I believe my mom was 24 when I was born. My dad a few years older. My dad was the next to youngest of 13 children and my mom was the oldest of five.
My dad's father and his mother's brother immigrated from Italy to the US to work on the railroad in Eastern Oregon. My dad's mother and the four oldest children immigrated a year or so later. His father had been a shoemaker in Italy, and at some point after immigrating had a shoemaker shop in town. At some point, his father also acquired land in both Oregon and Idaho and raised cattle. My dad sold his share of the ranch to his brothers when he moved to Eugene to go to college. Apparently, he wanted to be a coach. Didn't happen though.
My dad was born in the farmhouse in Idaho, but they also had a small two story house in town. The family home was abandoned after my dad's parents died, which would have been while my dad was still in high school. On one of our trips to Eastern Oregon to visit family, we got to go inside the old house. My uncle had actually used the house to stable horses, so it was in pretty bad shape. I remember my dad being upset about his brother stabling horses in the family home, as well as the condition he'd let it fall into. Not that he could really say much though. My uncle was one of the four born in Italy and my dad was a good 20 years younger.

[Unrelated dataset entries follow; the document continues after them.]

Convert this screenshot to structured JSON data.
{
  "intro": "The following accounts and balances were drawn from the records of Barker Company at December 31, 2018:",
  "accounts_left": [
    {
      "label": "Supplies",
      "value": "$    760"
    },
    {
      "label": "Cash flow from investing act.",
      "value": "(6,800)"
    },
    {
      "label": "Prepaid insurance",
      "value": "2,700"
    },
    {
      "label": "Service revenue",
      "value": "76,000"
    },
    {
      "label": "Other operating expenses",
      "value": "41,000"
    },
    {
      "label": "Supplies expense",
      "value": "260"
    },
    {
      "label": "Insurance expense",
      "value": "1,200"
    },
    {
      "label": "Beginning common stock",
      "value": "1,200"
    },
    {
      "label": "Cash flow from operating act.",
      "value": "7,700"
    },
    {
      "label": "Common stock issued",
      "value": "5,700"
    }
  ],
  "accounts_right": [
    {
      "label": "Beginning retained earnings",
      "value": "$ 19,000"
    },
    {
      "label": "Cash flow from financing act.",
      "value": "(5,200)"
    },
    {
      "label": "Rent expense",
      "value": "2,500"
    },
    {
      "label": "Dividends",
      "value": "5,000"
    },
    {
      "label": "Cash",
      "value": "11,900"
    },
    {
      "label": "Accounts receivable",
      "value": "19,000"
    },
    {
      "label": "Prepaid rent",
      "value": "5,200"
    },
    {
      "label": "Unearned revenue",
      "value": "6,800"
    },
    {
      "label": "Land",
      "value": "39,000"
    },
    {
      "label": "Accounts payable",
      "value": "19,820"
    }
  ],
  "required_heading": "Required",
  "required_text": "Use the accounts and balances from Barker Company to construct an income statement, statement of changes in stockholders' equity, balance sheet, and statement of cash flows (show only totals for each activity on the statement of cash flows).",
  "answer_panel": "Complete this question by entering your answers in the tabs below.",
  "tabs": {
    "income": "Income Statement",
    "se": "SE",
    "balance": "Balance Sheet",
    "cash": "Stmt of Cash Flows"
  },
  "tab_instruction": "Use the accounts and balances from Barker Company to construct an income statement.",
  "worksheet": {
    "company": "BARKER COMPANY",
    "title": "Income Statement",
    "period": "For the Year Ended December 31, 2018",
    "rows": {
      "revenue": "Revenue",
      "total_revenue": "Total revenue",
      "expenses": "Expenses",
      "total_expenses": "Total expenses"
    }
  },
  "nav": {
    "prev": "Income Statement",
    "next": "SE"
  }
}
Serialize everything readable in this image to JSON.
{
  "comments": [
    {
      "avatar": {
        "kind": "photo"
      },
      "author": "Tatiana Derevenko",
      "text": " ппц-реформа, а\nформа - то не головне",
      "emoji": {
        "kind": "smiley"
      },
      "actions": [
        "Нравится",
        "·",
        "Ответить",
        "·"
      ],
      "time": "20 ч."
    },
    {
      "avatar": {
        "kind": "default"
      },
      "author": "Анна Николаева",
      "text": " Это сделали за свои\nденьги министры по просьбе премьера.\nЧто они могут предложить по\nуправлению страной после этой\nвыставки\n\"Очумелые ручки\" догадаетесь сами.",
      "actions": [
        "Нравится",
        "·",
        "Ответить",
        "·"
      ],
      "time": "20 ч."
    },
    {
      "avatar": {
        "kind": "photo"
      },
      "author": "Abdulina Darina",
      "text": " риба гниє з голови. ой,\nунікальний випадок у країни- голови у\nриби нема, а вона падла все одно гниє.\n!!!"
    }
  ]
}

What I remember most from visiting my aunts and uncles in Eastern Oregon was how every time they'd get together, they spent most of the time arguing about everything that had happened when they were growing up. They all remembered most everything differently, and they were adamant that what they remembered is what happened. On the drive back home, my dad would complain about how wrong all of them were. Especially, when it came to their mother. But when we asked why he never said anything during those arguments, he said there was no point. They were all too stubborn to listen to anyone else.
I've absolutely no idea what happened with the farmhouse in Idaho. Some of the ranch land was flooded when a dam was built on the Snake River and is now under the Brownlee Reservoir and part of the Farewell Bend State Recreation Area.
Anyway, what I really intended to say was that both my parents were really conservative and while neither were really all that old when I was born, I also had to wear skirts that were below my knees in the 60s. I'd beg my mom to make my skirts a few inches shorter, but no. I'd hike the skirts up a bit or roll the waistband. Not like I wanted my skirts to be halfway up my thighs. I just wanted to fit in enough that it wasn't so obvious I didn't fit in.
My dad didn't have much nice to say about those dang (not the word he used) hippies. Me ... I wanted to be one. But one didn't disobey my dad. And, my mom would have blamed herself as a failure as a mother if I'd become a hippie. Then too, I didn't graduate high school until 1971.
And, even though Eugene, Oregon, and the University of Oregon was just across the river from where I grew up, it was like the University of Oregon and all the protests and demonstrations were in another country.